Tokyo's Rising Military Might Threatens to Upset Fragile Pacific Balance
Japan’s Defense Minister Tomomi Inada stated that the country’s Self-Defense Forces have the right to launch strikes against enemy territory, raising concerns about the prospects of Tokyo’s ongoing military buildup.
Inada made this statement in response to the latest North Korean ballistic missile tests, adding that Tokyo considers all available means of protecting the national security, including military strikes against enemy targets abroad.
However, it remains unclear whether this stance contradicts Japan’s pacifist constitution
In recent years Tokyo has significantly increased the country’s defense budget, ramping up annual military spending up to $41.7 billion in 2016 and to $44.64 in 2017.
In 2015 Japan’s parliament approved legislation that allows Japanese troops to be deployed overseas on combat missions and to participate in armed conflicts abroad, effectively overruling the nation’s previous ‘self-defense only’ policy.
In 2016 Japan ranked seventh in the Global Firepower military strength rating, surpassing the military capabilities of countries like Turkey and Germany.

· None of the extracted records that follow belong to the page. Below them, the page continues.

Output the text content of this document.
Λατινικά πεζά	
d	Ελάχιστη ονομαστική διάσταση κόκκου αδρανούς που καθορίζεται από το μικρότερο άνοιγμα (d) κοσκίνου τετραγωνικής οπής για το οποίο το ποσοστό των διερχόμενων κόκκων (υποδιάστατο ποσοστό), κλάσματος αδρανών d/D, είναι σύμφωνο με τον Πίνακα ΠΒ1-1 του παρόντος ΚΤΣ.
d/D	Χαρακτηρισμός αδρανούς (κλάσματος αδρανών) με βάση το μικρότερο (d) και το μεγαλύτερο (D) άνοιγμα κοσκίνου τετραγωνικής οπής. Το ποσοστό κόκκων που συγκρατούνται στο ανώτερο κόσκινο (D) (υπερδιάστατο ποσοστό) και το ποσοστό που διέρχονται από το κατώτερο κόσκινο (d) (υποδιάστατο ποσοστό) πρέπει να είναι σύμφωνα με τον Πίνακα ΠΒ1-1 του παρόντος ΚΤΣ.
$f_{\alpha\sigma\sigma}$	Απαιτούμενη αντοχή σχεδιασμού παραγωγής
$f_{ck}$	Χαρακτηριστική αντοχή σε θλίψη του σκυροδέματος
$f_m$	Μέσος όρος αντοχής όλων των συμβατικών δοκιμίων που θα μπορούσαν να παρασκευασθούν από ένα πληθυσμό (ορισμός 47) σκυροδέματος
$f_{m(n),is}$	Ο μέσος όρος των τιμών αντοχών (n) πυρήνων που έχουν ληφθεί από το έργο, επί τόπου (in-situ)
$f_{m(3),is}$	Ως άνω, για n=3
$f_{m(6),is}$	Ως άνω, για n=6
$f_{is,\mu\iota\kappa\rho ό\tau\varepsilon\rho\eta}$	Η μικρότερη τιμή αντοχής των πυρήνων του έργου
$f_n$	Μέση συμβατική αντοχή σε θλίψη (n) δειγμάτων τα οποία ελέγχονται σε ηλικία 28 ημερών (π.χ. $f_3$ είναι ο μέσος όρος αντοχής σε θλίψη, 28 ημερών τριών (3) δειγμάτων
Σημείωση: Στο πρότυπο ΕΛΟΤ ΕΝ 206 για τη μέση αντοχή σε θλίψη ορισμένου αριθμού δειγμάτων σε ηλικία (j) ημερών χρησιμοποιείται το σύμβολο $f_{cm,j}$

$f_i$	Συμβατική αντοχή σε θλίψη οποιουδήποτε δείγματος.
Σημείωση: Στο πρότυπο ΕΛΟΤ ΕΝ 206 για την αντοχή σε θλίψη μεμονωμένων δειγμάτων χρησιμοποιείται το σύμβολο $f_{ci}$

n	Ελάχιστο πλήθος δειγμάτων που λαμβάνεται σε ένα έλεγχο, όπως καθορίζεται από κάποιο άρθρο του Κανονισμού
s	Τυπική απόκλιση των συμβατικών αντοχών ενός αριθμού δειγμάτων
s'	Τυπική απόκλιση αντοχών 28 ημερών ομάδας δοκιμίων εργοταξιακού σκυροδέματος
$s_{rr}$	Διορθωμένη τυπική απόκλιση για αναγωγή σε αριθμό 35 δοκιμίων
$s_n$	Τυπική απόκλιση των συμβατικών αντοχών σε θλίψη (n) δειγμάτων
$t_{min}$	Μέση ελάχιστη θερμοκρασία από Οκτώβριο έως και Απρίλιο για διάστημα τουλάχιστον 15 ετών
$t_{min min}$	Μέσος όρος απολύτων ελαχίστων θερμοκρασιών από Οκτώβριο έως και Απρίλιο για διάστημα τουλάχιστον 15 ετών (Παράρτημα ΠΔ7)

The Japanese Self-Defense Forces have evolved into a full-fledged professional army of some 270,000 servicemen, 678 battle tanks, 2,800 wheeled armored vehicles and 2,500 artillery systems. Japan’s naval assets include 43 attack ships, 3 helicopter carriers, 27 mine-sweeper vessels and 17 submarines. The country’s air force boasts some 700 military aircraft, including 119 helicopters.
Valery Kistanov, head of the Center of Japanese Studies of the Russian Academy of Sciences’ Institute of Far Eastern Studies, told RT that Japan’s military spending is likely bigger than the official estimates, and amounts to about $47 billion per year.
"Japan's Self-Defense Forces became one of the most high-tech militaries in the world, so there are definitely some risks involved. If your neighbor has a rifle, and a loaded one at that, it’s hard to predict how the relations between you and him may change in the future. Maybe the rifle will be fired?" Kistanov said.
He pointed out however that the military doctrines of both Russia and Japan rule out armed conflict between the two nations, and that Tokyo is more concerned about China and North Korea,
"There are US military bases in Japan, and missile defense capabilities (in the region) are being ramped up under the pretext of responding to the North Korean threat. These tendencies obviously raise justified concerns in Russia as the expansion of missile defenses in the Far East poses a threat to Russian interests and security by default," Kistanov surmised.